Business Case Development
Where We Started
A rapidly growing manufacturer was exploring an opportunity to better control its supply chain by taking over production of a key ingredient source from a third-party supplier.
What They Needed
The organization is a premium manufacturer in its field, well-respected and enjoying significant growth in sales throughout North America. One of the essential inputs to their manufacturing operation was exclusively sourced from a third-party operation, one of only a handful of suppliers in the marketplace. Recognizing their reliance on a narrow source of supply, and wishing for better end-to-end control of their product stream, the organization was considering a move to assume responsibility for its own component sourcing and preparation for manufacture. This would give them improved control over quality, and end-to-end responsibility for the full scope of their supply chain from sourcing right through to delivery of final products to retailers.
The organization was also working to improve the formality of decision making around significant investments. The intention was to support better analysis of options and more thorough review and deliberation as an executive team. While an initial presentation making the case for investment had been reviewed with the executive, there was a desire for a more robust exploration of the opportunity through development of a formal business case. Development of the business case was also intended to serve as a model that could be adapted and applied in future organizational decisions.
What We Did
Our approach to business case development involved an adaptive process of facilitation, options exploration and modelling and development of the final business case.
The work started with an exploration of the work done to date, including a review of previous research, discussions, draft reports and delivered presentations. An intensive exploration of the opportunity with a core business case team quickly revealed that wholesale replacement of input sourcing was likely not a desirable option; the organization would be trading off the risk of continued reliance on a single source of supply from the third-party supplier to themselves. It also identified several other viable options to explore that would meet the organization’s objectives of improving control over supply quality, diversifying sources of supply and ensuring a steady input stream into their manufacturing operation.
We worked with the organization to develop each option. We worked through a strategic definition of each opportunity, and estimation of the potential costs and benefits of each of the options under consideration. We also developed and modelled less tangible and more qualitative impacts that should still be factors in the overall decision making process.
The overall business case was compiled and developed, including development of detailed and summary narratives. This provided a record of developed assumptions going into the decision making process, while also supporting presentation and review by an executive audience.
One of the most intriguing parts of this engagement was the development of multiple viable, realistic options for the proposed investment. While many businesses cases present their preferred option, a non-viable status quo and one or two other less-likely strategies for consideration, this one did not.

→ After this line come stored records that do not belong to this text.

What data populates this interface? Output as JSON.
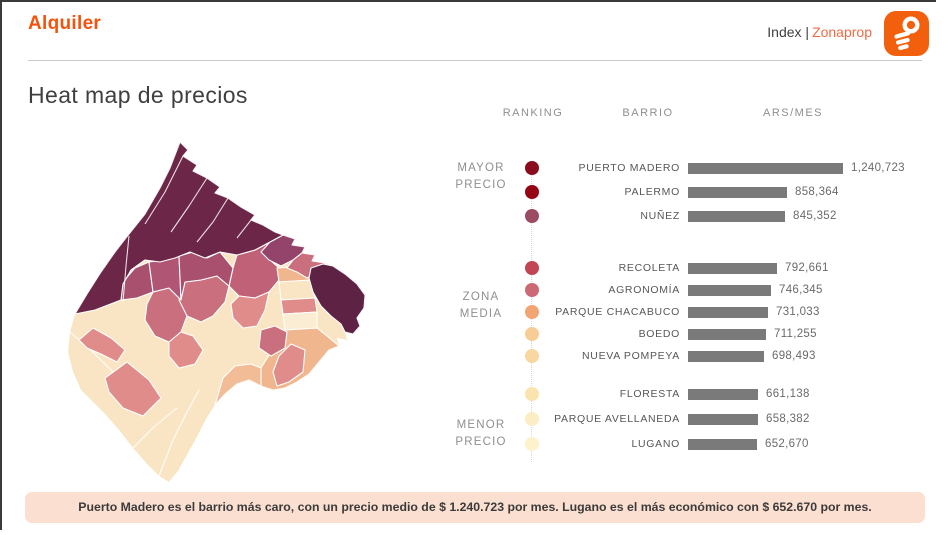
{
  "window": {
    "frame_color": "#3a3a3a",
    "divider_color": "#cacaca"
  },
  "header": {
    "brand": "Alquiler",
    "brand_color": "#F4530D",
    "index_label": "Index |",
    "index_brand": "Zonaprop",
    "index_brand_color": "#EF6B45",
    "logo": {
      "icon": "key-icon",
      "bg_color": "#F2600D"
    }
  },
  "page_title": "Heat map de precios",
  "ranking_panel": {
    "columns": [
      "RANKING",
      "BARRIO",
      "ARS/MES"
    ],
    "sections": [
      {
        "label": "MAYOR\nPRECIO"
      },
      {
        "label": "ZONA\nMEDIA"
      },
      {
        "label": "MENOR\nPRECIO"
      }
    ]
  },
  "chart_data": {
    "type": "bar",
    "orientation": "horizontal",
    "title": "Heat map de precios",
    "value_unit": "ARS/MES",
    "bar_color": "#7a7a7a",
    "legend_position": "left",
    "groups": [
      {
        "section": "MAYOR PRECIO",
        "rows": [
          {
            "barrio": "PUERTO MADERO",
            "value": 1240723,
            "display": "1,240,723",
            "dot_color": "#8A0D1D"
          },
          {
            "barrio": "PALERMO",
            "value": 858364,
            "display": "858,364",
            "dot_color": "#950512"
          },
          {
            "barrio": "NUÑEZ",
            "value": 845352,
            "display": "845,352",
            "dot_color": "#9D4A63"
          }
        ]
      },
      {
        "section": "ZONA MEDIA",
        "rows": [
          {
            "barrio": "RECOLETA",
            "value": 792661,
            "display": "792,661",
            "dot_color": "#C34553"
          },
          {
            "barrio": "AGRONOMÍA",
            "value": 746345,
            "display": "746,345",
            "dot_color": "#CB6974"
          },
          {
            "barrio": "PARQUE CHACABUCO",
            "value": 731033,
            "display": "731,033",
            "dot_color": "#F3A475"
          },
          {
            "barrio": "BOEDO",
            "value": 711255,
            "display": "711,255",
            "dot_color": "#F7CD95"
          },
          {
            "barrio": "NUEVA POMPEYA",
            "value": 698493,
            "display": "698,493",
            "dot_color": "#F8D7A1"
          }
        ]
      },
      {
        "section": "MENOR PRECIO",
        "rows": [
          {
            "barrio": "FLORESTA",
            "value": 661138,
            "display": "661,138",
            "dot_color": "#FBE3AE"
          },
          {
            "barrio": "PARQUE AVELLANEDA",
            "value": 658382,
            "display": "658,382",
            "dot_color": "#FCEDC4"
          },
          {
            "barrio": "LUGANO",
            "value": 652670,
            "display": "652,670",
            "dot_color": "#FDF2CC"
          }
        ]
      }
    ]
  },
  "map": {
    "palette": {
      "dark": "#6C2748",
      "pm_dark": "#5E2245",
      "plum": "#94436A",
      "mauve": "#A9506E",
      "mauve2": "#B05574",
      "rose": "#C96F7E",
      "rose_deep": "#C06178",
      "salmon": "#DF8C8A",
      "peach": "#F0B68E",
      "peach_light": "#F2BD96",
      "cream": "#F9E5C4",
      "pale_cream": "#FBEDD3"
    },
    "legend": {
      "high": "MAYOR PRECIO",
      "mid": "ZONA MEDIA",
      "low": "MENOR PRECIO"
    }
  },
  "footer_note": "Puerto Madero es el barrio más caro, con un precio medio de $ 1.240.723 por mes. Lugano es el más económico con $ 652.670 por mes."
}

Each option was a realistic and potential solution to the organization’s problem. Consideration of the most appropriate solution literally required doing the work; we needed to model the solutions, develop realistic conceptual estimates of costs and benefits, and do the comparative analysis to figure out which one best satisfied the organization’s goals in a cost-effective manner.
While the organization ultimately opted to defer the investment and invest in improvements in the existing supplier relationship in the short-term, the overall engagement was considered to be a significant success. The business case demonstrated what was possible in reviewing and considering investment decisions. The developed business case continued to serve as a model for future projects, and has continued to be used as a reference. Most satisfying, we were able to transfer knowledge to support the development of future business cases to internal staff.